The Norwegian government and the Konsberg Defense and Aerospace Group announced Monday that they will supply Ukraine with new anti-drone systems, funded by Kiev’s allies, to strengthen its defenses against these weapons, which are used extensively by Russia.
The Norwegian defense group stated that it had signed a contract worth 65 million Euros with the International Fund for Ukraine established by the United Kingdom, with the aim of supplying Kiev with a number of “Cortex Typhoon C-UAS” systems.
The group didn’t specify the number of systems, indicating that they are capable of shooting down drones or neutralizing their threat.
“This contract will significantly enhance the capabilities of the Ukrainian armed forces and strengthen their competence to protect the population and defend their country in the face of air threats,” Eric Lee, the group’s general manager said.
Within the same contract, the Norwegian government will supply Ukraine with “ATF Dingo 2” armored vehicles, heavy machine guns and ammunition.
The Norwegian Defense Minister Bjorn Arild Gram said in a statement that Western assistance is vital for Ukraine to be able to repel the brutal invasion that Russia launched in February 2022.
Drones are one of the most important weapons used in war as Russian forces has resorted to using them extensively against military and civilian targets in Ukraine, while the latter is increasingly resorting to it to target the Crimea peninsula, which Moscow annexed in 2014, in addition to areas within Russian territory, all the way to the capital.
For its part, the Russian army announced that it had sent a fighter jet on Monday to intercept a Norwegian warplane that was approaching Russia’s borders over the Barents Sea in the Arctic Ocean.
“As the Russian fighter approached, the foreign military plane turned back,” the Russian Ministry of Defense said in a statement, explaining that the Norwegian Boeing B-8A “Poseidon” is for maritime patrols.

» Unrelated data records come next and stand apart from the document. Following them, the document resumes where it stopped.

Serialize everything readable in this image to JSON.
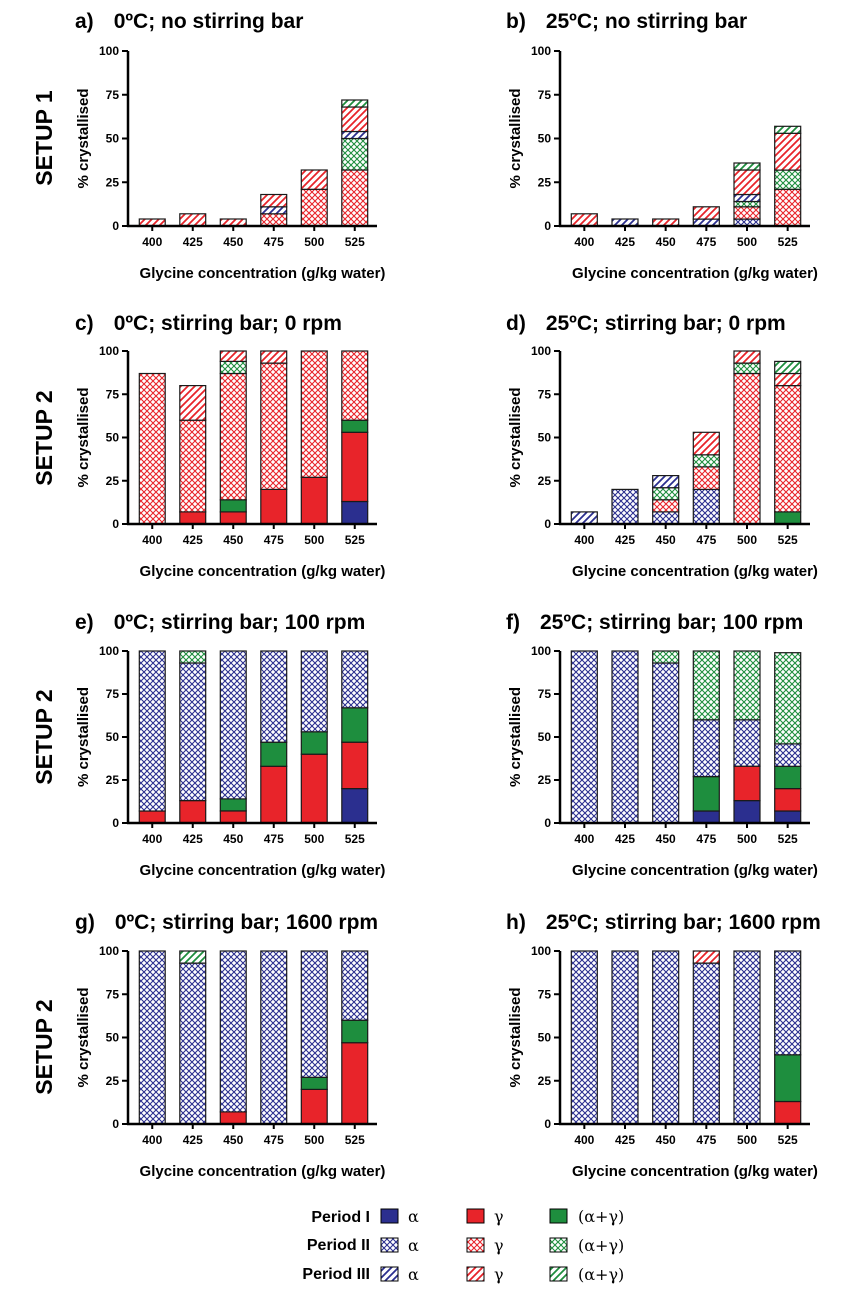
{
  "figure": {
    "row_labels": [
      "SETUP 1",
      "SETUP 2",
      "SETUP 2",
      "SETUP 2"
    ],
    "legend": {
      "periods": [
        "Period I",
        "Period II",
        "Period III"
      ],
      "forms": [
        "α",
        "γ",
        "(α+γ)"
      ]
    },
    "colors": {
      "alpha": "#2b2f8f",
      "gamma": "#e8242a",
      "mix": "#1e8e3e"
    }
  },
  "chart_data": [
    {
      "type": "bar",
      "stacked": true,
      "panel": "a)",
      "title": "0ºC; no stirring bar",
      "xlabel": "Glycine concentration (g/kg water)",
      "ylabel": "% crystallised",
      "categories": [
        "400",
        "425",
        "450",
        "475",
        "500",
        "525"
      ],
      "yticks": [
        "0",
        "25",
        "50",
        "75",
        "100"
      ],
      "ylim": [
        0,
        100
      ],
      "series": [
        {
          "name": "Period I α",
          "values": [
            0,
            0,
            0,
            0,
            0,
            0
          ]
        },
        {
          "name": "Period I γ",
          "values": [
            0,
            0,
            0,
            0,
            0,
            0
          ]
        },
        {
          "name": "Period I (α+γ)",
          "values": [
            0,
            0,
            0,
            0,
            0,
            0
          ]
        },
        {
          "name": "Period II α",
          "values": [
            0,
            0,
            0,
            0,
            0,
            0
          ]
        },
        {
          "name": "Period II γ",
          "values": [
            0,
            0,
            0,
            7,
            21,
            32
          ]
        },
        {
          "name": "Period II (α+γ)",
          "values": [
            0,
            0,
            0,
            0,
            0,
            18
          ]
        },
        {
          "name": "Period III α",
          "values": [
            0,
            0,
            0,
            4,
            0,
            4
          ]
        },
        {
          "name": "Period III γ",
          "values": [
            4,
            7,
            4,
            7,
            11,
            14
          ]
        },
        {
          "name": "Period III (α+γ)",
          "values": [
            0,
            0,
            0,
            0,
            0,
            4
          ]
        }
      ]
    },
    {
      "type": "bar",
      "stacked": true,
      "panel": "b)",
      "title": "25ºC; no stirring bar",
      "xlabel": "Glycine concentration (g/kg water)",
      "ylabel": "% crystallised",
      "categories": [
        "400",
        "425",
        "450",
        "475",
        "500",
        "525"
      ],
      "yticks": [
        "0",
        "25",
        "50",
        "75",
        "100"
      ],
      "ylim": [
        0,
        100
      ],
      "series": [
        {
          "name": "Period I α",
          "values": [
            0,
            0,
            0,
            0,
            0,
            0
          ]
        },
        {
          "name": "Period I γ",
          "values": [
            0,
            0,
            0,
            0,
            0,
            0
          ]
        },
        {
          "name": "Period I (α+γ)",
          "values": [
            0,
            0,
            0,
            0,
            0,
            0
          ]
        },
        {
          "name": "Period II α",
          "values": [
            0,
            0,
            0,
            0,
            4,
            0
          ]
        },
        {
          "name": "Period II γ",
          "values": [
            0,
            0,
            0,
            0,
            7,
            21
          ]
        },
        {
          "name": "Period II (α+γ)",
          "values": [
            0,
            0,
            0,
            0,
            3,
            11
          ]
        },
        {
          "name": "Period III α",
          "values": [
            0,
            4,
            0,
            4,
            4,
            0
          ]
        },
        {
          "name": "Period III γ",
          "values": [
            7,
            0,
            4,
            7,
            14,
            21
          ]
        },
        {
          "name": "Period III (α+γ)",
          "values": [
            0,
            0,
            0,
            0,
            4,
            4
          ]
        }
      ]
    },
    {
      "type": "bar",
      "stacked": true,
      "panel": "c)",
      "title": "0ºC; stirring bar; 0 rpm",
      "xlabel": "Glycine concentration (g/kg water)",
      "ylabel": "% crystallised",
      "categories": [
        "400",
        "425",
        "450",
        "475",
        "500",
        "525"
      ],
      "yticks": [
        "0",
        "25",
        "50",
        "75",
        "100"
      ],
      "ylim": [
        0,
        100
      ],
      "series": [
        {
          "name": "Period I α",
          "values": [
            0,
            0,
            0,
            0,
            0,
            13
          ]
        },
        {
          "name": "Period I γ",
          "values": [
            0,
            7,
            7,
            20,
            27,
            40
          ]
        },
        {
          "name": "Period I (α+γ)",
          "values": [
            0,
            0,
            7,
            0,
            0,
            7
          ]
        },
        {
          "name": "Period II α",
          "values": [
            0,
            0,
            0,
            0,
            0,
            0
          ]
        },
        {
          "name": "Period II γ",
          "values": [
            87,
            53,
            73,
            73,
            73,
            40
          ]
        },
        {
          "name": "Period II (α+γ)",
          "values": [
            0,
            0,
            7,
            0,
            0,
            0
          ]
        },
        {
          "name": "Period III α",
          "values": [
            0,
            0,
            0,
            0,
            0,
            0
          ]
        },
        {
          "name": "Period III γ",
          "values": [
            0,
            20,
            6,
            7,
            0,
            0
          ]
        },
        {
          "name": "Period III (α+γ)",
          "values": [
            0,
            0,
            0,
            0,
            0,
            0
          ]
        }
      ]
    },
    {
      "type": "bar",
      "stacked": true,
      "panel": "d)",
      "title": "25ºC; stirring bar; 0 rpm",
      "xlabel": "Glycine concentration (g/kg water)",
      "ylabel": "% crystallised",
      "categories": [
        "400",
        "425",
        "450",
        "475",
        "500",
        "525"
      ],
      "yticks": [
        "0",
        "25",
        "50",
        "75",
        "100"
      ],
      "ylim": [
        0,
        100
      ],
      "series": [
        {
          "name": "Period I α",
          "values": [
            0,
            0,
            0,
            0,
            0,
            0
          ]
        },
        {
          "name": "Period I γ",
          "values": [
            0,
            0,
            0,
            0,
            0,
            0
          ]
        },
        {
          "name": "Period I (α+γ)",
          "values": [
            0,
            0,
            0,
            0,
            0,
            7
          ]
        },
        {
          "name": "Period II α",
          "values": [
            0,
            20,
            7,
            20,
            0,
            0
          ]
        },
        {
          "name": "Period II γ",
          "values": [
            0,
            0,
            7,
            13,
            87,
            73
          ]
        },
        {
          "name": "Period II (α+γ)",
          "values": [
            0,
            0,
            7,
            7,
            6,
            0
          ]
        },
        {
          "name": "Period III α",
          "values": [
            7,
            0,
            7,
            0,
            0,
            0
          ]
        },
        {
          "name": "Period III γ",
          "values": [
            0,
            0,
            0,
            13,
            7,
            7
          ]
        },
        {
          "name": "Period III (α+γ)",
          "values": [
            0,
            0,
            0,
            0,
            0,
            7
          ]
        }
      ]
    },
    {
      "type": "bar",
      "stacked": true,
      "panel": "e)",
      "title": "0ºC; stirring bar; 100 rpm",
      "xlabel": "Glycine concentration (g/kg water)",
      "ylabel": "% crystallised",
      "categories": [
        "400",
        "425",
        "450",
        "475",
        "500",
        "525"
      ],
      "yticks": [
        "0",
        "25",
        "50",
        "75",
        "100"
      ],
      "ylim": [
        0,
        100
      ],
      "series": [
        {
          "name": "Period I α",
          "values": [
            0,
            0,
            0,
            0,
            0,
            20
          ]
        },
        {
          "name": "Period I γ",
          "values": [
            7,
            13,
            7,
            33,
            40,
            27
          ]
        },
        {
          "name": "Period I (α+γ)",
          "values": [
            0,
            0,
            7,
            14,
            13,
            20
          ]
        },
        {
          "name": "Period II α",
          "values": [
            93,
            80,
            86,
            53,
            47,
            33
          ]
        },
        {
          "name": "Period II γ",
          "values": [
            0,
            0,
            0,
            0,
            0,
            0
          ]
        },
        {
          "name": "Period II (α+γ)",
          "values": [
            0,
            7,
            0,
            0,
            0,
            0
          ]
        },
        {
          "name": "Period III α",
          "values": [
            0,
            0,
            0,
            0,
            0,
            0
          ]
        },
        {
          "name": "Period III γ",
          "values": [
            0,
            0,
            0,
            0,
            0,
            0
          ]
        },
        {
          "name": "Period III (α+γ)",
          "values": [
            0,
            0,
            0,
            0,
            0,
            0
          ]
        }
      ]
    },
    {
      "type": "bar",
      "stacked": true,
      "panel": "f)",
      "title": "25ºC; stirring bar; 100 rpm",
      "xlabel": "Glycine concentration (g/kg water)",
      "ylabel": "% crystallised",
      "categories": [
        "400",
        "425",
        "450",
        "475",
        "500",
        "525"
      ],
      "yticks": [
        "0",
        "25",
        "50",
        "75",
        "100"
      ],
      "ylim": [
        0,
        100
      ],
      "series": [
        {
          "name": "Period I α",
          "values": [
            0,
            0,
            0,
            7,
            13,
            7
          ]
        },
        {
          "name": "Period I γ",
          "values": [
            0,
            0,
            0,
            0,
            20,
            13
          ]
        },
        {
          "name": "Period I (α+γ)",
          "values": [
            0,
            0,
            0,
            20,
            0,
            13
          ]
        },
        {
          "name": "Period II α",
          "values": [
            100,
            100,
            93,
            33,
            27,
            13
          ]
        },
        {
          "name": "Period II γ",
          "values": [
            0,
            0,
            0,
            0,
            0,
            0
          ]
        },
        {
          "name": "Period II (α+γ)",
          "values": [
            0,
            0,
            7,
            40,
            40,
            53
          ]
        },
        {
          "name": "Period III α",
          "values": [
            0,
            0,
            0,
            0,
            0,
            0
          ]
        },
        {
          "name": "Period III γ",
          "values": [
            0,
            0,
            0,
            0,
            0,
            0
          ]
        },
        {
          "name": "Period III (α+γ)",
          "values": [
            0,
            0,
            0,
            0,
            0,
            0
          ]
        }
      ]
    },
    {
      "type": "bar",
      "stacked": true,
      "panel": "g)",
      "title": "0ºC; stirring bar; 1600 rpm",
      "xlabel": "Glycine concentration (g/kg water)",
      "ylabel": "% crystallised",
      "categories": [
        "400",
        "425",
        "450",
        "475",
        "500",
        "525"
      ],
      "yticks": [
        "0",
        "25",
        "50",
        "75",
        "100"
      ],
      "ylim": [
        0,
        100
      ],
      "series": [
        {
          "name": "Period I α",
          "values": [
            0,
            0,
            0,
            0,
            0,
            0
          ]
        },
        {
          "name": "Period I γ",
          "values": [
            0,
            0,
            7,
            0,
            20,
            47
          ]
        },
        {
          "name": "Period I (α+γ)",
          "values": [
            0,
            0,
            0,
            0,
            7,
            13
          ]
        },
        {
          "name": "Period II α",
          "values": [
            100,
            93,
            93,
            100,
            73,
            40
          ]
        },
        {
          "name": "Period II γ",
          "values": [
            0,
            0,
            0,
            0,
            0,
            0
          ]
        },
        {
          "name": "Period II (α+γ)",
          "values": [
            0,
            0,
            0,
            0,
            0,
            0
          ]
        },
        {
          "name": "Period III α",
          "values": [
            0,
            0,
            0,
            0,
            0,
            0
          ]
        },
        {
          "name": "Period III γ",
          "values": [
            0,
            0,
            0,
            0,
            0,
            0
          ]
        },
        {
          "name": "Period III (α+γ)",
          "values": [
            0,
            7,
            0,
            0,
            0,
            0
          ]
        }
      ]
    },
    {
      "type": "bar",
      "stacked": true,
      "panel": "h)",
      "title": "25ºC; stirring bar; 1600 rpm",
      "xlabel": "Glycine concentration (g/kg water)",
      "ylabel": "% crystallised",
      "categories": [
        "400",
        "425",
        "450",
        "475",
        "500",
        "525"
      ],
      "yticks": [
        "0",
        "25",
        "50",
        "75",
        "100"
      ],
      "ylim": [
        0,
        100
      ],
      "series": [
        {
          "name": "Period I α",
          "values": [
            0,
            0,
            0,
            0,
            0,
            0
          ]
        },
        {
          "name": "Period I γ",
          "values": [
            0,
            0,
            0,
            0,
            0,
            13
          ]
        },
        {
          "name": "Period I (α+γ)",
          "values": [
            0,
            0,
            0,
            0,
            0,
            27
          ]
        },
        {
          "name": "Period II α",
          "values": [
            100,
            100,
            100,
            93,
            100,
            60
          ]
        },
        {
          "name": "Period II γ",
          "values": [
            0,
            0,
            0,
            0,
            0,
            0
          ]
        },
        {
          "name": "Period II (α+γ)",
          "values": [
            0,
            0,
            0,
            0,
            0,
            0
          ]
        },
        {
          "name": "Period III α",
          "values": [
            0,
            0,
            0,
            0,
            0,
            0
          ]
        },
        {
          "name": "Period III γ",
          "values": [
            0,
            0,
            0,
            7,
            0,
            0
          ]
        },
        {
          "name": "Period III (α+γ)",
          "values": [
            0,
            0,
            0,
            0,
            0,
            0
          ]
        }
      ]
    }
  ]
}
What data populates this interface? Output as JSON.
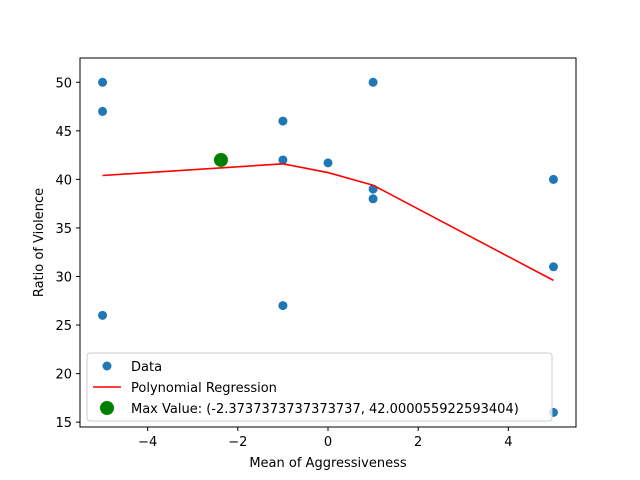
{
  "chart_data": {
    "type": "scatter",
    "title": "",
    "xlabel": "Mean of Aggressiveness",
    "ylabel": "Ratio of Violence",
    "xlim": [
      -5.5,
      5.5
    ],
    "ylim": [
      14.5,
      52.5
    ],
    "x_ticks": [
      -4,
      -2,
      0,
      2,
      4
    ],
    "x_tick_labels": [
      "−4",
      "−2",
      "0",
      "2",
      "4"
    ],
    "y_ticks": [
      15,
      20,
      25,
      30,
      35,
      40,
      45,
      50
    ],
    "y_tick_labels": [
      "15",
      "20",
      "25",
      "30",
      "35",
      "40",
      "45",
      "50"
    ],
    "grid": false,
    "legend_position": "lower-left",
    "series": [
      {
        "name": "Data",
        "kind": "scatter",
        "color": "#1f77b4",
        "points": [
          {
            "x": -5,
            "y": 50
          },
          {
            "x": -5,
            "y": 47
          },
          {
            "x": -5,
            "y": 26
          },
          {
            "x": -1,
            "y": 46
          },
          {
            "x": -1,
            "y": 42
          },
          {
            "x": -1,
            "y": 27
          },
          {
            "x": 0,
            "y": 41.7
          },
          {
            "x": 1,
            "y": 50
          },
          {
            "x": 1,
            "y": 39
          },
          {
            "x": 1,
            "y": 38
          },
          {
            "x": 5,
            "y": 40
          },
          {
            "x": 5,
            "y": 31
          },
          {
            "x": 5,
            "y": 16
          }
        ]
      },
      {
        "name": "Polynomial Regression",
        "kind": "line",
        "color": "#ff0000",
        "points": [
          {
            "x": -5,
            "y": 40.4
          },
          {
            "x": -1,
            "y": 41.6
          },
          {
            "x": 0,
            "y": 40.7
          },
          {
            "x": 1,
            "y": 39.4
          },
          {
            "x": 5,
            "y": 29.6
          }
        ]
      },
      {
        "name": "Max Value: (-2.3737373737373737, 42.000055922593404)",
        "kind": "marker",
        "color": "#008000",
        "points": [
          {
            "x": -2.3737373737373737,
            "y": 42.000055922593404
          }
        ]
      }
    ]
  }
}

The Russian defense ministry added, “No violation of the borders of the Russian Federation was allowed,” stressing that the interception process took place within the framework of respecting international regulations “without cutting off air routes” and without “dangerous convergence”.
Similar incidents have been repeated in recent years, between Russian planes and others belonging to NATO member states, even before the start of the conflict in Ukraine.
It often got over the Baltic Sea as well as over the Black Sea.
Last April, the Norwegian army announced that it had monitored and revealed the identity of a Russian patrol, which included, in particular, two strategic bombers and three fighters, in international airspace over the Barents Sea, as part of its implementation of a NATO mission.
In a separate statement Monday, the Russian military announced that many of its strategic bombers and fighters had carried out planned sorties over international waters in the Baltic, Barents and Norwegian seas, as well as in Eastern Siberia and other regions.